Tuesday, September 19th 2017, 3:24 am
Toys "R" Us -- once a dominant player in the American toy market -- filed for bankruptcy protection Monday night with a crushing debt load that had turned the 1,600-store chain into an also-ran against larger rivals such as Amazon.com, Walmart and Target.
The company has a store in Tulsa.
The retailer filed for Chapter 11 bankruptcy protection with the U.S. Bankruptcy Court in Richmond, Virginia, saying in a statement it "intends to use these court-supervised proceedings to restructure its outstanding debt and establish a sustainable capital structure that will enable it to invest in long-term growth."
That could be a tall order. Toys "R" Us had more than $5 billion in long-term debt as of last April, and more than half of that sum is due for repayment over the next 12 months.

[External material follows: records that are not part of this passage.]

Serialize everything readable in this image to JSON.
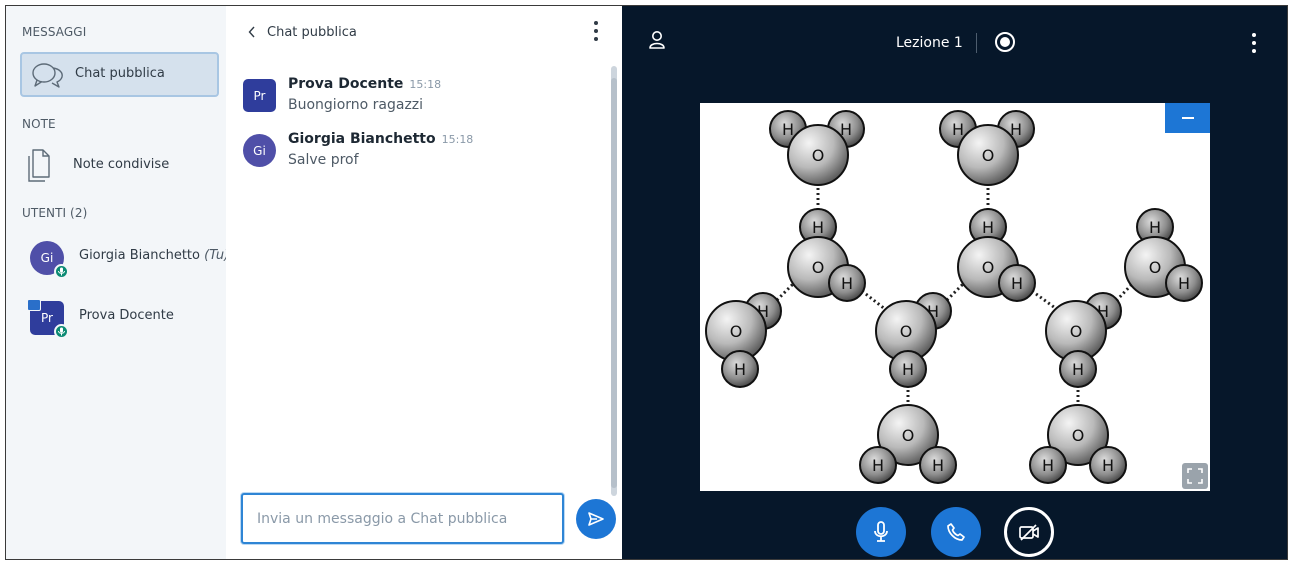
{
  "sidebar": {
    "messages_title": "MESSAGGI",
    "public_chat_label": "Chat pubblica",
    "notes_title": "NOTE",
    "shared_notes_label": "Note condivise",
    "users_title": "UTENTI (2)",
    "users": [
      {
        "initials": "Gi",
        "name": "Giorgia Bianchetto",
        "suffix": "(Tu)",
        "avatar_color": "#4f4fa8",
        "role": "viewer"
      },
      {
        "initials": "Pr",
        "name": "Prova Docente",
        "suffix": "",
        "avatar_color": "#2f3d9c",
        "role": "presenter"
      }
    ]
  },
  "chat": {
    "back_icon": "chevron-left-icon",
    "title": "Chat pubblica",
    "messages": [
      {
        "initials": "Pr",
        "author": "Prova Docente",
        "time": "15:18",
        "text": "Buongiorno ragazzi",
        "avatar_color": "#2f3d9c"
      },
      {
        "initials": "Gi",
        "author": "Giorgia Bianchetto",
        "time": "15:18",
        "text": "Salve prof",
        "avatar_color": "#4f4fa8"
      }
    ],
    "input_placeholder": "Invia un messaggio a Chat pubblica",
    "input_value": ""
  },
  "presentation": {
    "title": "Lezione 1",
    "icons": {
      "user": "user-icon",
      "record": "record-icon",
      "menu": "more-vertical-icon",
      "minimize": "minimize-icon",
      "fullscreen": "fullscreen-icon"
    },
    "slide_atoms": {
      "oxygen": "O",
      "hydrogen": "H"
    }
  },
  "controls": {
    "mic_icon": "microphone-icon",
    "phone_icon": "phone-icon",
    "camera_icon": "camera-off-icon"
  },
  "colors": {
    "accent": "#1d76d5",
    "stage_bg": "#06172a",
    "sidebar_bg": "#f3f6f9",
    "voice_badge": "#0b8a73"
  }
}
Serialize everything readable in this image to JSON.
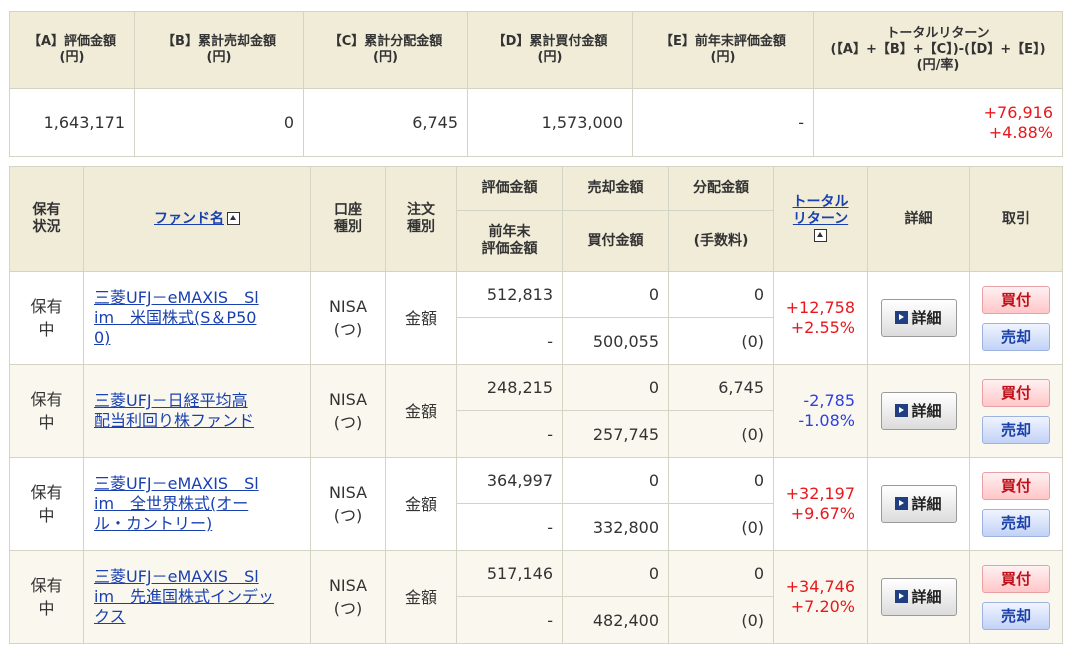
{
  "summary": {
    "headers": [
      [
        "【A】評価金額",
        "(円)"
      ],
      [
        "【B】累計売却金額",
        "(円)"
      ],
      [
        "【C】累計分配金額",
        "(円)"
      ],
      [
        "【D】累計買付金額",
        "(円)"
      ],
      [
        "【E】前年末評価金額",
        "(円)"
      ],
      [
        "トータルリターン",
        "(【A】+【B】+【C】)-(【D】+【E】)",
        "(円/率)"
      ]
    ],
    "values": [
      "1,643,171",
      "0",
      "6,745",
      "1,573,000",
      "-"
    ],
    "total_return_amount": "+76,916",
    "total_return_rate": "+4.88%"
  },
  "table_headers": {
    "status": [
      "保有",
      "状況"
    ],
    "fund_name": "ファンド名",
    "account": [
      "口座",
      "種別"
    ],
    "order": [
      "注文",
      "種別"
    ],
    "valuation": "評価金額",
    "prev_valuation": [
      "前年末",
      "評価金額"
    ],
    "sale": "売却金額",
    "purchase": "買付金額",
    "dividend": "分配金額",
    "fee": "(手数料)",
    "total_return": [
      "トータル",
      "リターン"
    ],
    "detail": "詳細",
    "trade": "取引"
  },
  "buttons": {
    "detail": "詳細",
    "buy": "買付",
    "sell": "売却"
  },
  "holdings": [
    {
      "status": [
        "保有",
        "中"
      ],
      "fund_lines": [
        "三菱UFJ－eMAXIS　Sl",
        "im　米国株式(S＆P50",
        "0)"
      ],
      "account": [
        "NISA",
        "(つ)"
      ],
      "order": "金額",
      "valuation": "512,813",
      "sale": "0",
      "dividend": "0",
      "prev_valuation": "-",
      "purchase": "500,055",
      "fee": "(0)",
      "return_amount": "+12,758",
      "return_rate": "+2.55%",
      "return_sign": "pos"
    },
    {
      "status": [
        "保有",
        "中"
      ],
      "fund_lines": [
        "三菱UFJ－日経平均高",
        "配当利回り株ファンド"
      ],
      "account": [
        "NISA",
        "(つ)"
      ],
      "order": "金額",
      "valuation": "248,215",
      "sale": "0",
      "dividend": "6,745",
      "prev_valuation": "-",
      "purchase": "257,745",
      "fee": "(0)",
      "return_amount": "-2,785",
      "return_rate": "-1.08%",
      "return_sign": "neg"
    },
    {
      "status": [
        "保有",
        "中"
      ],
      "fund_lines": [
        "三菱UFJ－eMAXIS　Sl",
        "im　全世界株式(オー",
        "ル・カントリー)"
      ],
      "account": [
        "NISA",
        "(つ)"
      ],
      "order": "金額",
      "valuation": "364,997",
      "sale": "0",
      "dividend": "0",
      "prev_valuation": "-",
      "purchase": "332,800",
      "fee": "(0)",
      "return_amount": "+32,197",
      "return_rate": "+9.67%",
      "return_sign": "pos"
    },
    {
      "status": [
        "保有",
        "中"
      ],
      "fund_lines": [
        "三菱UFJ－eMAXIS　Sl",
        "im　先進国株式インデッ",
        "クス"
      ],
      "account": [
        "NISA",
        "(つ)"
      ],
      "order": "金額",
      "valuation": "517,146",
      "sale": "0",
      "dividend": "0",
      "prev_valuation": "-",
      "purchase": "482,400",
      "fee": "(0)",
      "return_amount": "+34,746",
      "return_rate": "+7.20%",
      "return_sign": "pos"
    }
  ],
  "colors": {
    "header_bg": "#f0ecd8",
    "positive": "#e8181c",
    "negative": "#2e3fe0",
    "link": "#1a40b0"
  }
}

"What Toys 'R' Us has been doing is extending the debt as it comes due and paying higher interest rates," Howard Davidowitz, the head of the retail consultancy and investment bank Davidowitz & Associates, told CBS MoneyWatch earlier this month. Such a strategy isn't sustainable, he added. "They have got enormous debt."
Toys "R" Us said Monday the company's "approximately 1,600 Toys 'R' Us and Babies 'R' Us stores around the world -- the vast majority of which are profitable -- are continuing to operate as usual."